Turkish Presidential spokesperson İbrahim Kalın on Nov. 3 said that there is a risk of nuclear war because of the war between Russia and Ukraine.
“The war is not only happening in Russia and Ukraine. The risk of nuclear war has been pronounced for about a month. There is a risk of nuclear war,” Kalın said during a live TV program aired on broadcaster CNN Türk.
“Nuclear warheads are in the hands of two countries. When the Cold War ended, the world made the transition to a unipolar world. One superpower at the top, two or three great powers below. Below them is a pyramid with other countries. This pyramid has started to malfunction. In his meetings with Putin and Zelensky and other leaders, our President (Erdoğan) says 'Let's be careful against the use of nuclear weapons'. As this war goes on and spreads, this risk will always come before us,” Kalın further said.
On the possible potential for Turkey to become a natural gas hub, Kalın said “Mr. Putin's proposal is strategic. This war will end somehow. Our energy infrastructure is suitable for carrying this capacity. Putin sees that a new energy map will emerge in the medium and long term. The biggest market is Europe. If Europe says 'We will not buy Russian gas through Turkey', it will be necessary to produce an alternative.”
“How will Europe, which could not finance Nabucco, do this one? I think after the post-war normalization, Europe and Russia will progress to a normal relationship,” Kalın added.
Putin said on Oct. 12 that Russia could redirect supplies intended for the damaged Nord Stream pipelines to the Black Sea to create a European gas hub in Turkey.
Kalın also said that Russia decided to continue the grain transportation following their temporary withdrawal after Turkish President Recep Tayyip Erdoğan talked with his Russian counterpart Vladimir Putin.
“Putin said, 'If we get the guarantee, we will start the operation'. We have told this to our European and US counterparts for two months. If you want to continue shipping, you have to lift the sanctions. About 10.5 million tons of grain reached the international market (after the deal). There are other African countries, which are poorer. ‘We will give it to African countries free of charge if necessary,’ said Putin,” Kalın stated.

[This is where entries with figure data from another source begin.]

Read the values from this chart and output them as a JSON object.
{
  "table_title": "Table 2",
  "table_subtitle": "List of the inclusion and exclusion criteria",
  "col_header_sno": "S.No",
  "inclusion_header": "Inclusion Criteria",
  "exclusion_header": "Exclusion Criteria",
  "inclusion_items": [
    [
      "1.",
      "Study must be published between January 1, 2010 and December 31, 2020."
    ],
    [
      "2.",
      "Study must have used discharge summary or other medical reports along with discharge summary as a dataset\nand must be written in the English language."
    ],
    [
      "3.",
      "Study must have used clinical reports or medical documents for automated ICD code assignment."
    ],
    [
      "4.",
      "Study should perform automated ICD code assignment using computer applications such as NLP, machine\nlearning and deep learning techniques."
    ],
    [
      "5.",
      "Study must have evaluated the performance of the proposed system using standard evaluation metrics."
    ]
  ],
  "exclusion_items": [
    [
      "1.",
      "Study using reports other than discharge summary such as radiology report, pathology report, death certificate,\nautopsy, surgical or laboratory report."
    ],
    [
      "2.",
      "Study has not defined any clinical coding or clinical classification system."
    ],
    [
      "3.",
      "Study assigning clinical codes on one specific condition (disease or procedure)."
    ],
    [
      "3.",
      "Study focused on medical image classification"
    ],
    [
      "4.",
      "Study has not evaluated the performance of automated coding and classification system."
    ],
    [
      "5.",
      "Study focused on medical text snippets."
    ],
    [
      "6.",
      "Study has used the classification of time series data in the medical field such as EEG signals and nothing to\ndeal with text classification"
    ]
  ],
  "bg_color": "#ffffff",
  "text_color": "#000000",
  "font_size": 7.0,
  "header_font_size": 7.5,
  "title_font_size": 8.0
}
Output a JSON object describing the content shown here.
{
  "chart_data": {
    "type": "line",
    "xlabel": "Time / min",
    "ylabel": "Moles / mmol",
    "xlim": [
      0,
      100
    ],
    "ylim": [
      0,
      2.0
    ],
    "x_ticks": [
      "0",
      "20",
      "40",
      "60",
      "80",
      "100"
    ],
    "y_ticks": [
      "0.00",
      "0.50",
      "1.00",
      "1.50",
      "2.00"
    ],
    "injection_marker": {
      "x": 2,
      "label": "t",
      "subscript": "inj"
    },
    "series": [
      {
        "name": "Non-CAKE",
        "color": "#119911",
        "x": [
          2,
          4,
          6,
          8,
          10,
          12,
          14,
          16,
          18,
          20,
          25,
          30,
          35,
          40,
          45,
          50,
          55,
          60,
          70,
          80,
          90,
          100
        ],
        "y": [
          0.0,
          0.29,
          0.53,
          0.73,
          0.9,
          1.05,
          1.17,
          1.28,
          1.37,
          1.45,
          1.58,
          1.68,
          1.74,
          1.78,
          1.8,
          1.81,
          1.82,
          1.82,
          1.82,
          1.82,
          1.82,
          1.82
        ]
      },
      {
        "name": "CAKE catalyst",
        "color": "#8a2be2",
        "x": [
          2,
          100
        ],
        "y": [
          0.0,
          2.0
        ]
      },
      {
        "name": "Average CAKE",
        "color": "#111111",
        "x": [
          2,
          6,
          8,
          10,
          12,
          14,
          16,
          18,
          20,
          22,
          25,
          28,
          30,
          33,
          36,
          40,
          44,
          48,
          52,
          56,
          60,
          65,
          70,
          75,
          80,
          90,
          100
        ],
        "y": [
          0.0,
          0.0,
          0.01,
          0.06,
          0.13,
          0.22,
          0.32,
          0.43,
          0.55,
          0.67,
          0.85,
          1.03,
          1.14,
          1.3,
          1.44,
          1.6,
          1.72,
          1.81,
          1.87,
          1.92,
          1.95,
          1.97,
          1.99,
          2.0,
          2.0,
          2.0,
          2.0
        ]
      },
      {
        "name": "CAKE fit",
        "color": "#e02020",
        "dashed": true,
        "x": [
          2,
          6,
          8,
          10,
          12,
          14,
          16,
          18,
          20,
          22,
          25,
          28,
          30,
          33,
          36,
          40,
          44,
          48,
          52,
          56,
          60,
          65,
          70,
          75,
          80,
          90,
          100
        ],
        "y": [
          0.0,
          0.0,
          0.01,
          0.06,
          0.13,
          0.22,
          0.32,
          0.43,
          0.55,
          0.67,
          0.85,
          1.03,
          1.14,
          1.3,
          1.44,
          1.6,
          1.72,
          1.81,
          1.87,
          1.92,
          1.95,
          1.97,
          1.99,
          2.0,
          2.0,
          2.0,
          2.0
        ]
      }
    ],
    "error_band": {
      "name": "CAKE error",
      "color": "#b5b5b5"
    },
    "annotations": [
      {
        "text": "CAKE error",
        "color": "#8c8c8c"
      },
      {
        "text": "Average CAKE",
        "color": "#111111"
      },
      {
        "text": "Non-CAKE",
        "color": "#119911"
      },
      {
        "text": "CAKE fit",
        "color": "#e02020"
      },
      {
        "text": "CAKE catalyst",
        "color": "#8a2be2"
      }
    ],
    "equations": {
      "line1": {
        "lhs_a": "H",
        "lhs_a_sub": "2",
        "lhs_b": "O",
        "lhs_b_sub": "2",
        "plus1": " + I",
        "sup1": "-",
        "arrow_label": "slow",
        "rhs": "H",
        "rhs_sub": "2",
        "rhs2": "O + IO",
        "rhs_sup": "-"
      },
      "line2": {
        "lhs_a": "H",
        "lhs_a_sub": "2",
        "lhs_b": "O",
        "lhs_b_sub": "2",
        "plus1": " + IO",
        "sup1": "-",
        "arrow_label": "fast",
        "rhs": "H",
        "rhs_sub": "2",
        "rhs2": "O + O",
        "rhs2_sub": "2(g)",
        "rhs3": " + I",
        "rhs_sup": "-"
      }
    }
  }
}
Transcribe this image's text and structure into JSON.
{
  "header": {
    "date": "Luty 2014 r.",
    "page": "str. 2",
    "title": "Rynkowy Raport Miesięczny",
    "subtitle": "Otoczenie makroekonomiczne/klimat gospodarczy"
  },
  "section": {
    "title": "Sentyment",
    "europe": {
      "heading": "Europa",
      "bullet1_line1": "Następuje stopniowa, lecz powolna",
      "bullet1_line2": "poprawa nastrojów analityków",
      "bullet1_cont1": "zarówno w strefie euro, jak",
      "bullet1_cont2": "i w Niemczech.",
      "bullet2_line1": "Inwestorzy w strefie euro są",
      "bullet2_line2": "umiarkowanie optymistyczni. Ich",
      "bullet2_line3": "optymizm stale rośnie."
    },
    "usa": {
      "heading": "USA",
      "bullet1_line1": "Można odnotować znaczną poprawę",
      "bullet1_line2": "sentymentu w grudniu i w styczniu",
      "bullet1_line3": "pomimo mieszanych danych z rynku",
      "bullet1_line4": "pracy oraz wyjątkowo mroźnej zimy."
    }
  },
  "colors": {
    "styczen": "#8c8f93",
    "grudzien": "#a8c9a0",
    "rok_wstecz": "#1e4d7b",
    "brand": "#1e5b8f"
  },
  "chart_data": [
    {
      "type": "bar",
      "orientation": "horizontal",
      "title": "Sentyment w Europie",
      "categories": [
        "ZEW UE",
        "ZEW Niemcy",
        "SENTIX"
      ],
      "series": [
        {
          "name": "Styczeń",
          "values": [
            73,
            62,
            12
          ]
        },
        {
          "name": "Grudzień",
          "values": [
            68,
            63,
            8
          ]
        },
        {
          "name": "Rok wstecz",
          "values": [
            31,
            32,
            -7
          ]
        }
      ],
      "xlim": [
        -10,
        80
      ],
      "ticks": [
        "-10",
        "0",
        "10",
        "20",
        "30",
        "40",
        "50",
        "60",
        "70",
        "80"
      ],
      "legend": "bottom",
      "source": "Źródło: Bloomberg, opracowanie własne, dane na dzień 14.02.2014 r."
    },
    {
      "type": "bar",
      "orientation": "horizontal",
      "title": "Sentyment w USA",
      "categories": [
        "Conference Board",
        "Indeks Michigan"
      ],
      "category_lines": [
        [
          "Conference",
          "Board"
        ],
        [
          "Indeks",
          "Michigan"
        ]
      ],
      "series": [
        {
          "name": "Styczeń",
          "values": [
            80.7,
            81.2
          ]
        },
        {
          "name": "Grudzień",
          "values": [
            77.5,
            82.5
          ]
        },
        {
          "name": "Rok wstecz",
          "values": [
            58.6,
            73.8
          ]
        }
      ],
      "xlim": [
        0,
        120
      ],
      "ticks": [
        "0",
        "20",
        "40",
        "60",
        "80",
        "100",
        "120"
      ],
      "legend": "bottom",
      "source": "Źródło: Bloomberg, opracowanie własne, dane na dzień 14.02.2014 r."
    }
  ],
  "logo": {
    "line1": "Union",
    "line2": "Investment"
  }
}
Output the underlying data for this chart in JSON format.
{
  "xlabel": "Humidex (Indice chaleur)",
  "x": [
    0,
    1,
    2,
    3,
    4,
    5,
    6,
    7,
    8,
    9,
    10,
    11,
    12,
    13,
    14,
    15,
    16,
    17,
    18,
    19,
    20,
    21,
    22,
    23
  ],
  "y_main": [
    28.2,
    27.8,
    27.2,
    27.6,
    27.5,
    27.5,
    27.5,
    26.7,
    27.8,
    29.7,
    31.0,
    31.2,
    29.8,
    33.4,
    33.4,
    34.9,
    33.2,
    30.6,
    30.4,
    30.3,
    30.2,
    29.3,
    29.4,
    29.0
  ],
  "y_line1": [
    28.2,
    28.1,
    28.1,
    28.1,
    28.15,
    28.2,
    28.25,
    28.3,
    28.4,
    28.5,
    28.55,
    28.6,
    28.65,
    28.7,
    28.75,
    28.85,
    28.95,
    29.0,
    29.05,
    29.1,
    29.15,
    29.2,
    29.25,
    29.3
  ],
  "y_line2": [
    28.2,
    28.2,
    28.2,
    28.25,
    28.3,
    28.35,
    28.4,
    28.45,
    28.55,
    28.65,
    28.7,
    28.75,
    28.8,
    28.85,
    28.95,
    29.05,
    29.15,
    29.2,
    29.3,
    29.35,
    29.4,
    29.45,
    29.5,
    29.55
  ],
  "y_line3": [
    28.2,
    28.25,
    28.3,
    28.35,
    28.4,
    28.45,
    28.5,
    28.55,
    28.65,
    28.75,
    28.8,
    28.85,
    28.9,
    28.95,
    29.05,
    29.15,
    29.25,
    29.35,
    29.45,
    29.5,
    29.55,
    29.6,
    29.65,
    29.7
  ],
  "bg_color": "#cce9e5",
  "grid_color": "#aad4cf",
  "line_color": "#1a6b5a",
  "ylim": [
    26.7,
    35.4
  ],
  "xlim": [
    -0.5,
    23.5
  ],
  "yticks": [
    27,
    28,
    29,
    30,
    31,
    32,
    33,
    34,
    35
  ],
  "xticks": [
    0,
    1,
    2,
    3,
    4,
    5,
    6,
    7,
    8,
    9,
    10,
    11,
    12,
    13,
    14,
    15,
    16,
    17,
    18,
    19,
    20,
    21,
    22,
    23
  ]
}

“Western countries say that ‘Turkey is moving away from the West, they should impose an embargo against Russia.’ Who will talk to the Russians then? The only leader who can do this is our President. Let's talk about the non-conflict environment. At the moment, the cries of war have outweighed the calls for peace,” Kalın added.
NATO member Turkey, which has good ties with both Moscow and Kyiv, has criticized the Russian military campaign but also rejected Western sanctions on Russia.
It has, however, refused to accept commercial shipments from Crimea at Kyiv's request since Russia seized the peninsula from Ukraine in 2014.
Along with the United Nations, Turkey brokered the July deal to unlock Ukrainian grain exports from its Black Sea ports, in what remains the only significant diplomatic breakthrough in the seven-month-old conflict.
Ankara's relations with Russia are complex, with the two countries cooperating closely on energy supplies while being at odds over Syria, Libya and Azerbaijan.